We boarded the plane in a totally unfamiliar state of mind. There was a certain filter applied to the mind. We were not thinking the usual things. It was a more philosophical state of mind. We were debating about life in general. How you cannot take a single day for granted. How you must love each other as much as you can each day. More than that, how important it is to sometimes, pause, and say “I love you” to someone you love. I figured that I hadn’t done that enough to mum. I had not done that enough in the last 30 years. I could not remember a single incidence of holding hands and saying to her how important she was to me. Growing up, I concentrated on friends, sports, movies, other fun things and eventually work. I loved mum all along, but, I didn’t think I had to tell her that. I was so wrong! I could have easily missed the train! There were dreadful questions: What if we had lost her? How will I console myself for the rest of my life? It was just so distressing. Veenu and I talked out most of the journey, mostly counseling each other.

14. Posted by Amit on January 23, 2007

I should not be discussing this topic here as its a personal matter but yes i did not like when u split up with suchitra..It broke our hearts, wished if this had not happened.

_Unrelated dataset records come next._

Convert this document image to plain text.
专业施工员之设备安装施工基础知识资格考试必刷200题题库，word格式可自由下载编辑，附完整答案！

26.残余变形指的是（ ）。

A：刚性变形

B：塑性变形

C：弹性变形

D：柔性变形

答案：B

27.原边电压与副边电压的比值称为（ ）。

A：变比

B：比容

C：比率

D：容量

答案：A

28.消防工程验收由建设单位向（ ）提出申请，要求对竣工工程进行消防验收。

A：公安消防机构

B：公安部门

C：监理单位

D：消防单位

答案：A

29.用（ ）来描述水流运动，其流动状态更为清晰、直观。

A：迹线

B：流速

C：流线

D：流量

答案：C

15. Posted by Dinaz on January 23, 2007

Hey Shekhar,
I always preferred reading your blogs like I would read of any other person's than carrying a baggage of considering u as a celebrity during these discussions. But now, since its an open thread and I am allowed to write what I wish to, then I just wanted to tell u that watching masoom has always been an overwhelming experience for me. You must have made better movies but this one is just a beautiful movie because of its simplicity, maturity and brilliant actors. It just shows how adept the person is in crafting his imagination for the viewers to see. :)
On a lighter note, it would be fun if you could share some light anecdotes in your movie making experience and hence be a fresh change from serious issues that we have been discussing of late :)

16. Posted by Nikita on January 24, 2007

Thank you, Nikita. I have intended to set up a seperate chat room for Masson as so many people seem to remember it. But the blog got much more attention than I anticipated it would. So got caught in the present ratehr than the past. But I do intent to do so, and if I don't, just remind me pl. Shekhar

17. Posted by shekhar on January 25, 2007

Anyday my pleasure Shekhar :)

18. Posted by Nikita on January 25, 2007

Shekhar,
I think masoom was released in 1983, & i vidily remember, I was 3 yrs old back then! I grew up on "lakdi ki kaathi..." & Nikita has made a fine request. we need to know more abt masoom. It was indeed a very sensitive topic handled with utmost care. I would also like to compliment you as a very perceptive & approachable writer. why don't u write for timesofindia? I read ur blogs more often than any other TOI editorials?

19. Posted by Vaidehi Dongre on January 26, 2007

Unity in diversity. Humans are all so different, our reasonings, approach, attitudes, beliefs, perceptions etc. Yet we have common needs of acceptance, sharing, team-work, communication, friendship etc. which bring us together. Such diverse unique selves thrown into interdependence ...makes a fascinating fabric.

20. Posted by Neeta on January 29, 2007

Dear Shekhar,
I'm not sure what is the best way to get a hold of you, but I came across your blog and I thought I might as well give it a shot. I work for an South Asian publication in Canada called Mehfil Magazine and we were hoping to feature you in a section where we spotlight famous South Asians from around the world. The interview would be a short Q&A focusing on your current projects and past work, if you could please get back to me when you get a chance it would be much appreciated.